29 May through to 24 November 2013
Internationally recognised as one of the most brilliant Italian artists of his generation, in 2013 Francesco Vezzoli is set to be showcased in three solo shows at MAXXI in Rome, MoMA PS1 in New York and MOCA in Los Angeles. Three independent exhibitions but each forming part of the major project The Trinity, born as a joint venture between three prestigious international institutions and exploring and presenting to the public diverse and fundamental aspects of the artist’s work and development.
The series begins at MAXXI in Rome where, from 29 May through to 24 November 2013, the museum will be hosting Galleria Vezzoli, the first Italian retrospective devoted to this star of contemporary art, curated by Anna Mattirolo, director of MAXXI Arte.
“MAXXI has to consolidate and continue to reinforce its international ventures”, says Giovanna Melandri, president of the Fondazione MAXXI. “This is one of our new objectives. In terms of research and the production and circulation of exhibitions and projects in support of young artists, architects and creative figures today. A full-scale working team has been assembled around Francesco Vezzoli that has involved a number of institutions and I am delighted that the project gets underway at MAXXI in Italy.”

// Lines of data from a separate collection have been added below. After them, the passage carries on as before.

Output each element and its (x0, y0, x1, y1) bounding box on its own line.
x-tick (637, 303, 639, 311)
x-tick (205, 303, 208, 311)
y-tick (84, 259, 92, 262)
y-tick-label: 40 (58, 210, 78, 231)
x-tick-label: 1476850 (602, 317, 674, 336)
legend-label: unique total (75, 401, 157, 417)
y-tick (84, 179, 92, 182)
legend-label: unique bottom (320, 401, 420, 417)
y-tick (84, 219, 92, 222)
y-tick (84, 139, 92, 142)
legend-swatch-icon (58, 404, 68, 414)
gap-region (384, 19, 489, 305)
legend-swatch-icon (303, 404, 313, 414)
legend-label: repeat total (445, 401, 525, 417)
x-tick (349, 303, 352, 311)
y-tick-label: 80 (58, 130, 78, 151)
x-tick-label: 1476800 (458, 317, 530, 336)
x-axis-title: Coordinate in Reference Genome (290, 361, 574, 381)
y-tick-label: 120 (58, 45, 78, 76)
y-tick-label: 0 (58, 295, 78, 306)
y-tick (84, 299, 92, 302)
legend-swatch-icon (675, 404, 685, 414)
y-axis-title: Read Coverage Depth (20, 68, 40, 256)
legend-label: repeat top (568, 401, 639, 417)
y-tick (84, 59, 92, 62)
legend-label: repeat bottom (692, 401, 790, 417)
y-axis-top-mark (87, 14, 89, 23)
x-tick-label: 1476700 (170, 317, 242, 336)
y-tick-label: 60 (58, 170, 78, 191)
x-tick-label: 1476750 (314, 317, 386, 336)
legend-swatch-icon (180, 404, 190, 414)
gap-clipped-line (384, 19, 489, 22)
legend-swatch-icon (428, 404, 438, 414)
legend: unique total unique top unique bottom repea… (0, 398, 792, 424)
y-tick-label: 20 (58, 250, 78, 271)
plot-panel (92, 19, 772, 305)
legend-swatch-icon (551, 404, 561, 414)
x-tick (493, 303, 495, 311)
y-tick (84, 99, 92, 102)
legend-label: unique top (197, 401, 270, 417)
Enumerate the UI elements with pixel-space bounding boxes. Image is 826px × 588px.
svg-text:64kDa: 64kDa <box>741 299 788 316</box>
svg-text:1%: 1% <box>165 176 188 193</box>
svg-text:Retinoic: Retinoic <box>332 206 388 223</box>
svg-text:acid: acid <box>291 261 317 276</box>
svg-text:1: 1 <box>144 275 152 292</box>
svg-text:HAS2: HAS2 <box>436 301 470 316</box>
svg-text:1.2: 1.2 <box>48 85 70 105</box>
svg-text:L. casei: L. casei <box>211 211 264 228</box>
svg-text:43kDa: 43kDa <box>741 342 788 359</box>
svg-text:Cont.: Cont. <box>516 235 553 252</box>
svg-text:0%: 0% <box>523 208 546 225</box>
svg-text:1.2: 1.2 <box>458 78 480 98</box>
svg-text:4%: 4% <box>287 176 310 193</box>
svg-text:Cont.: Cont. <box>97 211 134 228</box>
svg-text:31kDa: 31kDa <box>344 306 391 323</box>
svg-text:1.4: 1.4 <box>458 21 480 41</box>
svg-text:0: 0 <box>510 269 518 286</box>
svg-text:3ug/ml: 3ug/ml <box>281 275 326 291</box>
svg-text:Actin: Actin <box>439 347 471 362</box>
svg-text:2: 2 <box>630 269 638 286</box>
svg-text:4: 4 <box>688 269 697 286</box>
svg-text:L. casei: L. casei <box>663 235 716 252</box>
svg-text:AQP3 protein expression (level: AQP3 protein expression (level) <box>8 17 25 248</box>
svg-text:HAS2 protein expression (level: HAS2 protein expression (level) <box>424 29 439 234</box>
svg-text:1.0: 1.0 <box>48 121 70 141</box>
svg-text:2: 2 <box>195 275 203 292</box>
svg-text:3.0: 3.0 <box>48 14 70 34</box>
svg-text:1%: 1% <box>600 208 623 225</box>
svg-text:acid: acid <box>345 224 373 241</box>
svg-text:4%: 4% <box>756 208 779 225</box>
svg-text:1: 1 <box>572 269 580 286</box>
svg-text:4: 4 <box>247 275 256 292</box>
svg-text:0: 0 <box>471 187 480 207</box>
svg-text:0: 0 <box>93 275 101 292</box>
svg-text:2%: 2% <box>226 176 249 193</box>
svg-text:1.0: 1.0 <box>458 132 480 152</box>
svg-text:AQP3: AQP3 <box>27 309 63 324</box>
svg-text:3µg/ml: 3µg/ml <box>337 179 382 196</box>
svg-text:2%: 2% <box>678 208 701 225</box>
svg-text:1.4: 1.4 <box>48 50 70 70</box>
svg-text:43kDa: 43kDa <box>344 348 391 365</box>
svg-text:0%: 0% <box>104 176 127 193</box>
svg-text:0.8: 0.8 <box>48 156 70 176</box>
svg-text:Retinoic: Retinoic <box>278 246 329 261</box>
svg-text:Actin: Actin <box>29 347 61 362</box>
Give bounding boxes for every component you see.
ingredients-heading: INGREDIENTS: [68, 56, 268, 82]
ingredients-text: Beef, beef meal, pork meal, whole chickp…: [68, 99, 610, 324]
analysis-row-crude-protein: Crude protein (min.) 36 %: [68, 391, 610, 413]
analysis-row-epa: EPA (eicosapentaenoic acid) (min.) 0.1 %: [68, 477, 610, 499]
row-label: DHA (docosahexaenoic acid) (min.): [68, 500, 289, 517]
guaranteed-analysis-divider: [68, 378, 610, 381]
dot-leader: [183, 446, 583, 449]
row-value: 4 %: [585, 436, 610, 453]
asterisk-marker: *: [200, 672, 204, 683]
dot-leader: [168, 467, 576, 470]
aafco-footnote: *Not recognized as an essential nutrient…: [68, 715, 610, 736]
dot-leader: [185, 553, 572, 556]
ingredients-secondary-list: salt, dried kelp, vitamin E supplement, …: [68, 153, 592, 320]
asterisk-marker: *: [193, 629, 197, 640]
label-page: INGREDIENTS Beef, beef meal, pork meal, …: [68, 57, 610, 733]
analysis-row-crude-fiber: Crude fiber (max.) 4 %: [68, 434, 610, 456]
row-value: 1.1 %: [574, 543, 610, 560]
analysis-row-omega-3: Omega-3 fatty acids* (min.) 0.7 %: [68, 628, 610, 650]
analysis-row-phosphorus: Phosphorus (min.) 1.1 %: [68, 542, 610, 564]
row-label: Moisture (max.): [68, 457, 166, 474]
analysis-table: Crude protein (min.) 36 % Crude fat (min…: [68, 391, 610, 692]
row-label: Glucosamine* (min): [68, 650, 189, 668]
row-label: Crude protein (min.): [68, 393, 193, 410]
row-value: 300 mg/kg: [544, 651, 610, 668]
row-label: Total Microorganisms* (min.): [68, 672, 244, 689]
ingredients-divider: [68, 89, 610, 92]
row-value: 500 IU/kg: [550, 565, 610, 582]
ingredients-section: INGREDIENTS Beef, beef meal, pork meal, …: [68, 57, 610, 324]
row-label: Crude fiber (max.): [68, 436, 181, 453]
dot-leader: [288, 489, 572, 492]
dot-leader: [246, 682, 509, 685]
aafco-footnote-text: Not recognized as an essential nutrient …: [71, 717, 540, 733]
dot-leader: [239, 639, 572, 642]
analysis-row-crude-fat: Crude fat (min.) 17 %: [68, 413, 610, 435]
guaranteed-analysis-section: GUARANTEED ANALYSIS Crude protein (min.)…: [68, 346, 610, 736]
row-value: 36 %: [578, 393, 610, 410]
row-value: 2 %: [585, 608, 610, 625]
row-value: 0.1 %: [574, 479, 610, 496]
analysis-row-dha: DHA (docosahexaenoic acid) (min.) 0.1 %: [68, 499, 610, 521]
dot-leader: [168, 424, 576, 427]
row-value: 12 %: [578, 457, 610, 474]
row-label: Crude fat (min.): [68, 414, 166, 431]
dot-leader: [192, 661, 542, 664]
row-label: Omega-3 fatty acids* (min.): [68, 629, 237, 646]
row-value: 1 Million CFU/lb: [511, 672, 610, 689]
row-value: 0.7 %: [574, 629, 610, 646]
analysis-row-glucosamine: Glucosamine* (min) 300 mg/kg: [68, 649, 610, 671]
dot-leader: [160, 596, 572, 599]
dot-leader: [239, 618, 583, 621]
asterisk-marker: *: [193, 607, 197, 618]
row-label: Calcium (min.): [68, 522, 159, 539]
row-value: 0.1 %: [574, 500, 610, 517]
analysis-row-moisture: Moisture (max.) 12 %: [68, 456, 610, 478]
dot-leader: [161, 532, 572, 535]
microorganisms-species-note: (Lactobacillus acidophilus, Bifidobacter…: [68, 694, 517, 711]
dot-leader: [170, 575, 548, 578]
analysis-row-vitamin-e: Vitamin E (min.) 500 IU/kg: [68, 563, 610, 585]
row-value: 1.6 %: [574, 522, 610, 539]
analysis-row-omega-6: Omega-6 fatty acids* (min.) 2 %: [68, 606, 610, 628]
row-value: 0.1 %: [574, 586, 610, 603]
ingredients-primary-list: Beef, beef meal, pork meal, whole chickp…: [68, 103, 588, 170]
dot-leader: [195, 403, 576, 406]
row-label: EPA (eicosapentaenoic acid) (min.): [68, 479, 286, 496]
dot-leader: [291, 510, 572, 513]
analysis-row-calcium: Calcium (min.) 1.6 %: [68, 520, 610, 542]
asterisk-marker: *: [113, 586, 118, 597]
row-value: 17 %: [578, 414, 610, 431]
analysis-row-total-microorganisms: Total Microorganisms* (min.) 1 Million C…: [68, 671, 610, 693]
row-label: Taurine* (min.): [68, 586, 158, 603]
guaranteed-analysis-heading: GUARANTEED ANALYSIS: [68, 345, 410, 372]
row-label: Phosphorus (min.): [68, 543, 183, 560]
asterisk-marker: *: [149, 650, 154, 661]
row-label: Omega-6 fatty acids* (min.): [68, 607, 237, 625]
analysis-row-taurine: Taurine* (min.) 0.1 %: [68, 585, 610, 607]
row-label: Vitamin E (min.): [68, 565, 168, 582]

Over 90 works, some exhibited for the first time, delineating Vezzoli’s artistic career, from the first embroideries in 1995 to the tapestries, the photographs and the more recent videos, through to the last sculptures in marble. With an investigation of the self-portrait that references the collection of the museums of the past.
The title of the exhibition is itself inspired, with a degree of levity and irony, by Rome’s great galleries: it suggests the atmosphere of the 19th Century museums and is also a reflection on the role of the contemporary museum, a theme close to both the artist and the curator. In line with that determination not to be subjected to but to choose or to create the exhibition space that has always characterised Vezzoli, Galleries 2 and 3 have been completely transformed: red damask, wood panelling, stuccowork, niches and classical-style sculptures have reconfigured the futuristic spaces designed by Zaha Hadid to create, in a kind of “impertinent violation”, a museum within a museum. Further confirmation of the ductility of MAXXI which continues to represent a challenge and a stimulus for curators and artists and a surprise for the public.
“In his own way, Vezzoli interprets a theme which is central for us today, the role of the museum”, says Anna Mattirolo, “and he does so through the most classical modes of presentation: galleries of self-portraits, tapestries and sculptures. Parodying a traditional 19th Century museum, the artist invites us to think about the function of the museum today, precariously balanced between the “museum as temple” and the “throwaway museum”: a reflection on the world of contemporary art and the star system that revolves around it and which it is now difficult to avoid.”